Selective protein degradation is a key regulator of neuronal development and synaptogenesis. Complexes that target proteins for degradation often contain F-box proteins. Here we characterize MEC-15, an F-box protein with WD repeats, which is required for the development and function of Caenorhabditis elegans touch receptor neurons (TRNs). Mutations in mec-15 produce defects in TRN touch sensitivity, chemical synapse formation, and cell-body morphology.
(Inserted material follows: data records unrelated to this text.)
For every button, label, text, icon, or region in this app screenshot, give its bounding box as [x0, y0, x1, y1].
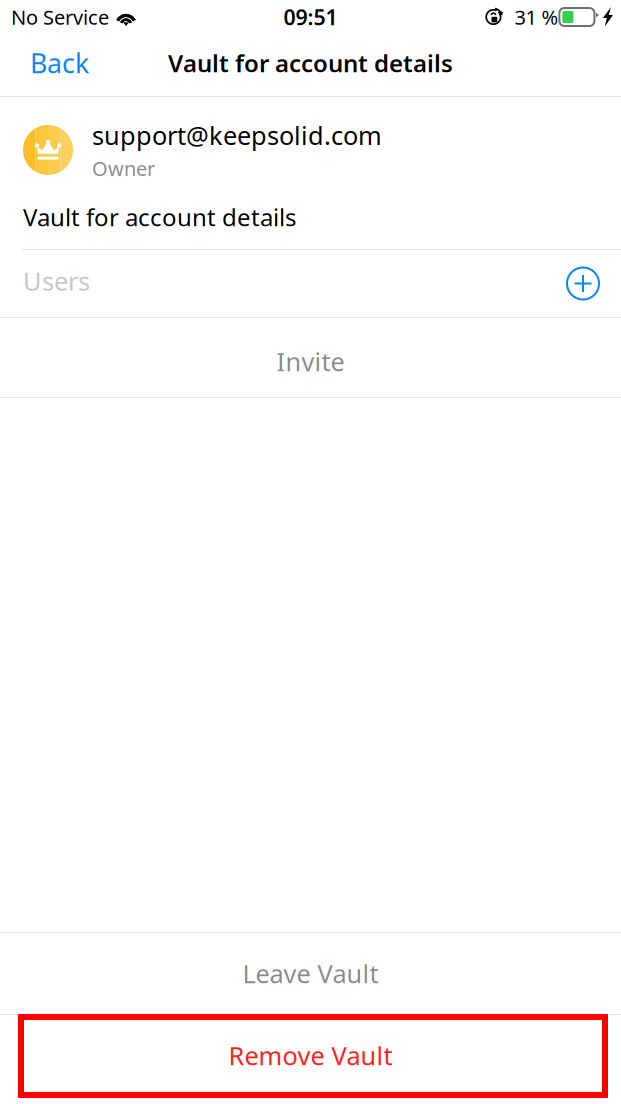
staticText: support@keepsolid.com — [92, 118, 382, 152]
staticText: Back — [30, 45, 89, 81]
staticText: Vault for account details — [168, 47, 453, 79]
button[interactable]: Remove Vault — [0, 1015, 621, 1104]
staticText: Users — [23, 264, 90, 298]
button[interactable]: Leave Vault — [0, 933, 621, 1014]
button[interactable]: Invite — [0, 318, 621, 397]
staticText: Vault for account details — [23, 201, 296, 233]
staticText: 31 % — [514, 4, 558, 30]
staticText: Owner — [92, 155, 155, 182]
staticText: 09:51 — [284, 3, 338, 31]
staticText: Leave Vault — [242, 957, 378, 990]
button[interactable]: Back — [0, 34, 109, 96]
staticText: Remove Vault — [228, 1039, 392, 1072]
staticText: No Service — [11, 4, 109, 30]
staticText: Invite — [276, 345, 344, 378]
button[interactable]: Add user — [559, 260, 607, 308]
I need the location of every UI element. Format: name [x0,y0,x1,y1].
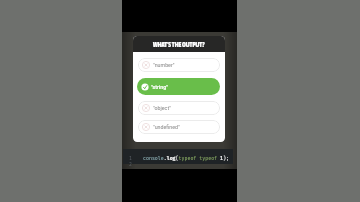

All mec-15 mutant phenotypes are enhanced by mutations in a MAP kinase pathway composed of the MAPKKK DLK-1, the MAPKK MKK-4, and the p38 MAPK PMK-3. A mutation of the rpm-1 gene, which encodes an E3 ubiquitin ligase that negatively regulates this pathway to promote synaptogenesis, suppresses only the mec-15 cell-body defect. Thus, MEC-15 acts in parallel with RPM-1, implicating a second protein degradation pathway in TRN development. In addition, all mec-15 phenotypes can be dominantly suppressed by mutations in mec-7, which encodes a β-tubulin, and dominantly enhanced by mutations in mec-12, which encodes an {alpha}-tubulin. Since mec-15 phenotypes depend on the relative levels of these tubulins, MEC-15 may target proteins whose function is affected by these levels.